Les poteries sont ensuite couvertes d’eau d’argile rouge afin d’accentuer encore plus leur couleur après cuisson. La technique de cuisson à ciel ouvert est également un des attributs rares de la poterie de l’ethnie Cham. Cet artisanat est basé sur un sens important de la communauté. En effet, tous les trois ou quatre jours, les artisans du village se rassemblent tous pour effectuer la cuisson.
La poterie et le bois de chauffage sont disposés en rangées horizontales, perpendiculaires à la direction du vent afin de diminuer les risques de fissure. Normalement, une cuisson prend deux à trois heures en fonction de la taille des produits.
Selon l’artisan Sôi, les poteries Go diffèrent de celles des autres localités en raison de la qualité de l’argile, de la technique de cuisson et des motifs ornementaux distinctifs.
Valorisation du métier traditionnel
La poterie est un travail minutieux, de longue haleine qui demande certes du savoir-faire, mais aussi beaucoup de patience |
Le village de Binh Duc compte actuellement 155 artisans dont six spécialisés dans la fabrication de poteries artistiques. Contrairement aux céramiques à usage quotidien, la création de ces produits prend généralement beaucoup plus de temps. La plupart d’entre eux se font par commande ou sont présentés au Centre d’exposition de la culture Cham, dans la commune de Phan Hiêp, district de Bac Binh.
Malgré tout, l’artisan Dang Van Son ne se décourage pas et continue d’être passionné par la création d’œuvres artistiques, bien qu’elles ne lui apportent qu’un maigre revenu. Ses produits sont essentiellement des tours, des statues du dieu Shiva ou des Apsara…
"Cela m’a pris trois jours pour fabriquer cette tour à cause des nombreux petits détails", partage M. Son. En effet, selon lui, pour qu’une céramique artistique soit réussie, il faut que le potier soit minutieux, mais surtout passionné par ce qu’il fait.
En dehors de la confection même, l’artisan Dang Van Son présente régulièrement cet art aux visiteurs et élèves qui désirent apprendre le métier. “La plupart des jeunes de nos jours n’y connaissent rien à la poterie, encore moins celle artistique. On ne sait pas vraiment quoi faire pour pourvoir transmettre cet artisanat”, se soucie M. Son.
Actuellement, le Centre d’ex-position de la culture Cham conserve non seulement ces traits culturels mais les présente aussi aux visiteurs. Sa directrice adjointe Lu Thai Nguyên informe que les poteries sont indispensables depuis jadis dans la vie quotidienne de toutes les familles ainsi que dans la culture et la croyance des Cham. L’établissement présente actuellement plus de 1.500 objets. En marge de l’exposition, il invite régulièrement les artisans à présenter la technique de ce métier traditionnel aux visiteurs.

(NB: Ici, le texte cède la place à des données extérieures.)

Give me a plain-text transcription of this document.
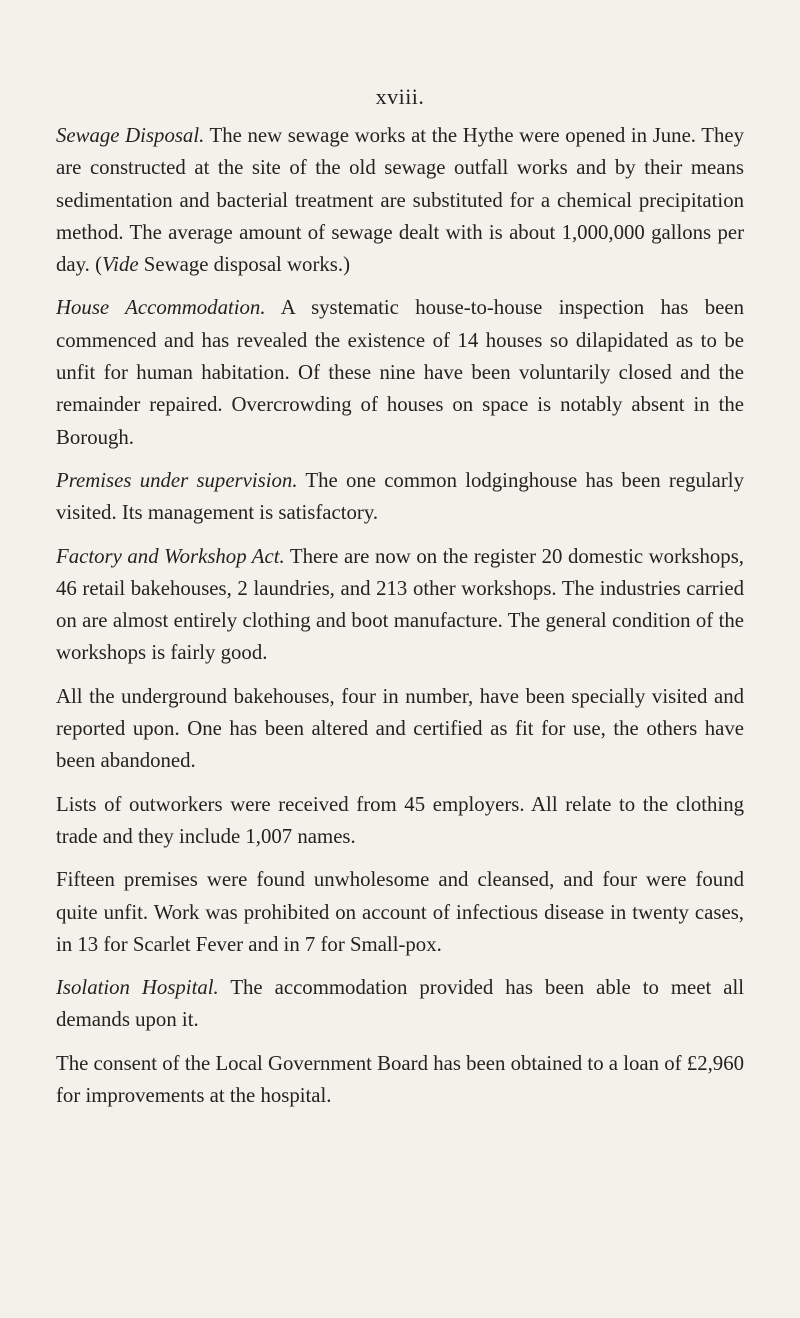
xviii.

Sewage Disposal. The new sewage works at the Hythe were opened in June. They are constructed at the site of the old sewage outfall works and by their means sedimentation and bacterial treatment are substituted for a chemical precipitation method. The average amount of sewage dealt with is about 1,000,000 gallons per day. (Vide Sewage disposal works.)

House Accommodation. A systematic house-to-house inspection has been commenced and has revealed the existence of 14 houses so dilapidated as to be unfit for human habitation. Of these nine have been voluntarily closed and the remainder repaired. Overcrowding of houses on space is notably absent in the Borough.

Premises under supervision. The one common lodginghouse has been regularly visited. Its management is satisfactory.

Factory and Workshop Act. There are now on the register 20 domestic workshops, 46 retail bakehouses, 2 laundries, and 213 other workshops. The industries carried on are almost entirely clothing and boot manufacture. The general condition of the workshops is fairly good.

All the underground bakehouses, four in number, have been specially visited and reported upon. One has been altered and certified as fit for use, the others have been abandoned.

Lists of outworkers were received from 45 employers. All relate to the clothing trade and they include 1,007 names.

Fifteen premises were found unwholesome and cleansed, and four were found quite unfit. Work was prohibited on account of infectious disease in twenty cases, in 13 for Scarlet Fever and in 7 for Small-pox.

Isolation Hospital. The accommodation provided has been able to meet all demands upon it.

The consent of the Local Government Board has been obtained to a loan of £2,960 for improvements at the hospital.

Depuis la nouvelle selon laquelle le Premier ministre vient d’autoriser le ministère de la Culture, des Sports et du Tourisme à soumettre à l’Organisation des Nations unies pour la culture, la science et l’éducation (UNESCO) le dossier "L’art de la céramique des Cham" en vue d’une reconnaissance en tant que patrimoine culturel immatériel nécessitant une sauvegarde d’urgence, le village de Binh Duc est des plus animés. Ses artisans sont extrêmement enthousiastes à l’idée que leur poterie soit préservée et développée de manière durable.